A frase "I think there is blame on both sides" ("Acho que a culpa é dos dois lados") fez correr tinta e envelheceu muito mal, mas foi assim mesmo que o então presidente americano decidiu fazer o balanço da tragédia que nasceu de uma manifestação supremacista composta por milicianos encapuzados e armados com espingardas, e munidos com tochas. E o que me fez lembrar desta história - refiro-me à avaliação que Trump fez da situação, não aos confrontos em si -, que vai felizmente ficando cada vez mais distante no tempo, foi o episódio recente com Marcelo Rebelo de Sousa - mais um episódio com o mesmo protagonista, portanto -, em que o Presidente da República se dirigiu a um representante da Autoridade Palestiniana para lhe pedir "moderação e espírito democrático", tudo isto durante uma visita ao Bazar Diplomático no Centro de Congressos de Lisboa.

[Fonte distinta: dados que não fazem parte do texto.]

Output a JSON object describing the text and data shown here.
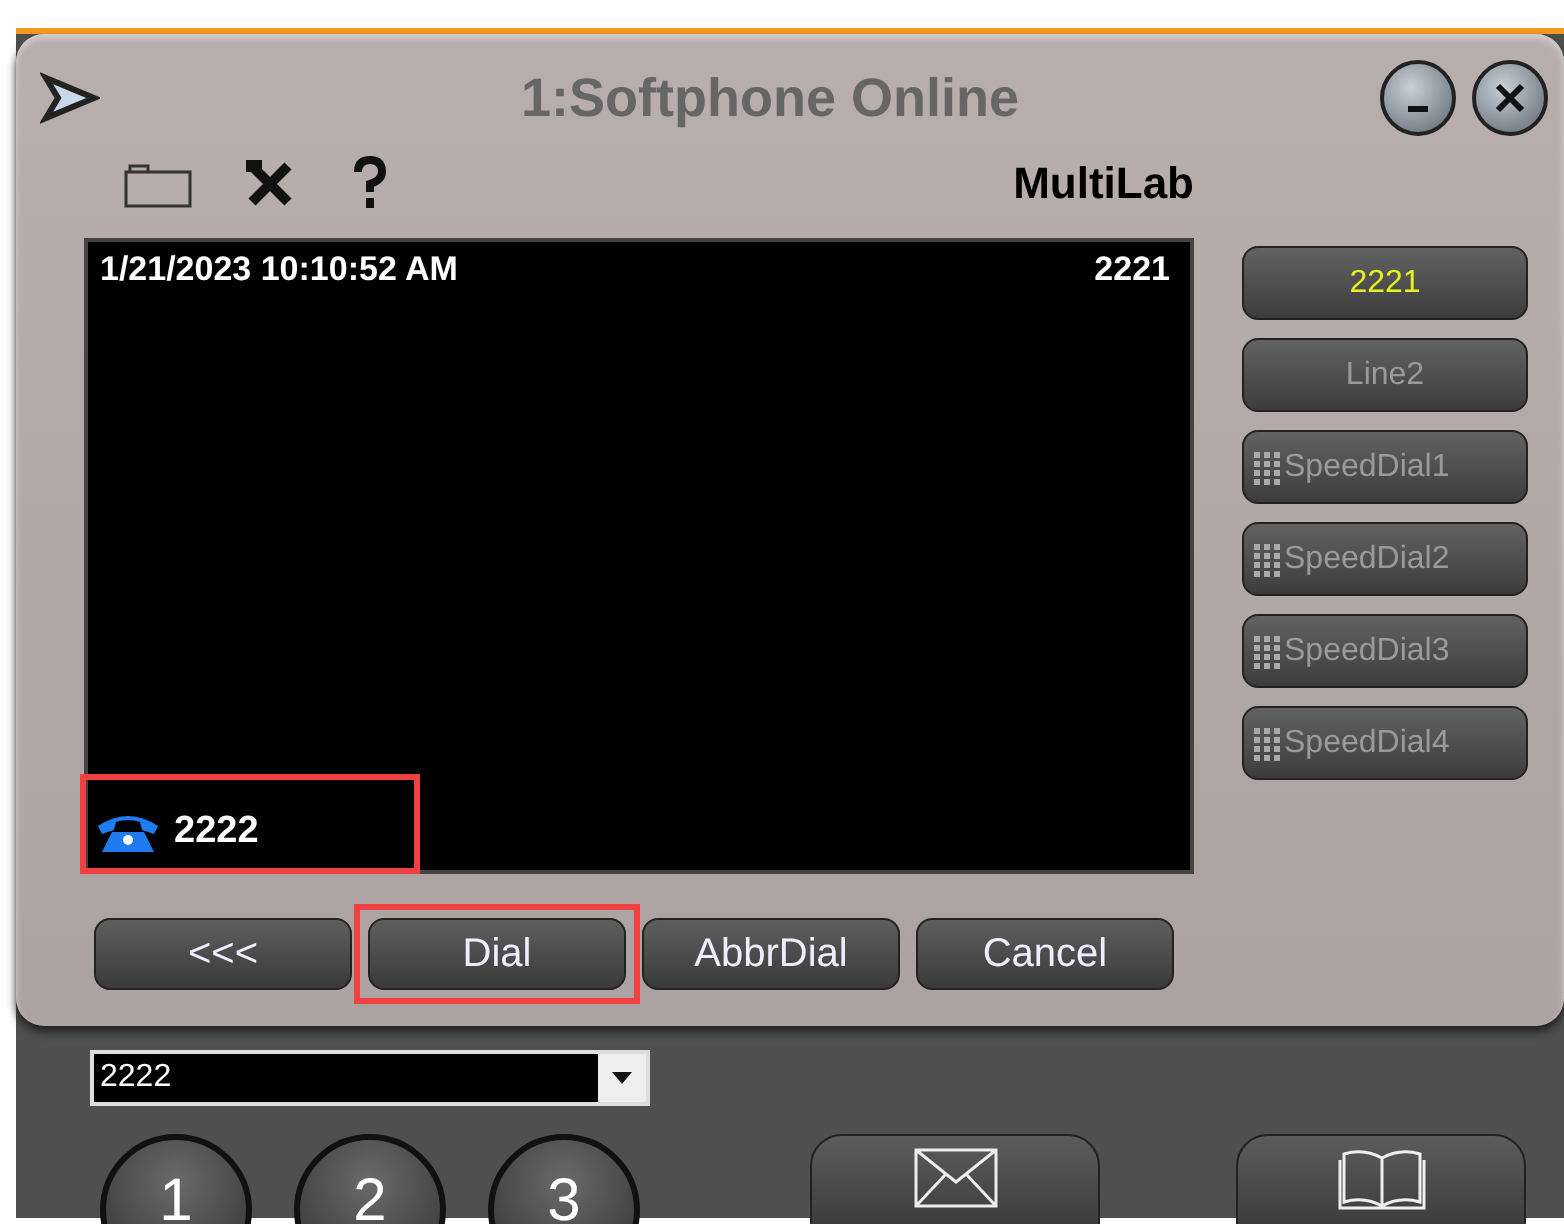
{
  "window": {
    "title": "1:Softphone Online"
  },
  "toolbar": {
    "account": "MultiLab"
  },
  "display": {
    "datetime": "1/21/2023 10:10:52 AM",
    "line": "2221",
    "number": "2222",
    "number_highlighted": true
  },
  "line_buttons": [
    {
      "kind": "line",
      "label": "2221",
      "selected": true
    },
    {
      "kind": "line",
      "label": "Line2",
      "selected": false
    },
    {
      "kind": "speeddial",
      "label": "SpeedDial1",
      "selected": false
    },
    {
      "kind": "speeddial",
      "label": "SpeedDial2",
      "selected": false
    },
    {
      "kind": "speeddial",
      "label": "SpeedDial3",
      "selected": false
    },
    {
      "kind": "speeddial",
      "label": "SpeedDial4",
      "selected": false
    }
  ],
  "actions": [
    {
      "label": "<<<",
      "highlighted": false
    },
    {
      "label": "Dial",
      "highlighted": true
    },
    {
      "label": "AbbrDial",
      "highlighted": false
    },
    {
      "label": "Cancel",
      "highlighted": false
    }
  ],
  "dial_combo": {
    "value": "2222"
  },
  "keypad": [
    "1",
    "2",
    "3"
  ]
}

Nabil Abuznaid, o representante da Palestina, respondeu que o país dele atravessa "tempos muito difíceis" e o Presidente português respondeu, com ocidental condescendência e pouco instruída pedagogia, que o desenrolar dos acontecimentos dependeria também do comportamento dos palestinianos. Nota: os palestinianos são aqueles dois milhões de pessoas detidas a céu aberto na faixa de Gaza, que vão sendo deslocadas e desalojadas, enquanto são bombardeados e tentam sobreviver aos ataques de, por exemplo, mísseis das forças israelitas. Marcelo Rebelo de Sousa acrescentou ainda que "desta vez, foi alguém do vosso lado que começou", referindo-se aos ataques cruéis e desumanos do Hamas a 7 de outubro. Não é mentira, é uma evidência, é um facto: o Hamas atacou a 7 de outubro; a retaliação profundamente desproporcional e com contornos de limpeza étnica só começou a acontecer a seguir. As declarações revelam muita falta de noção. Ou, melhor dizendo, revelam uma noção à Donald Trump, o que parece ser ainda mais grave.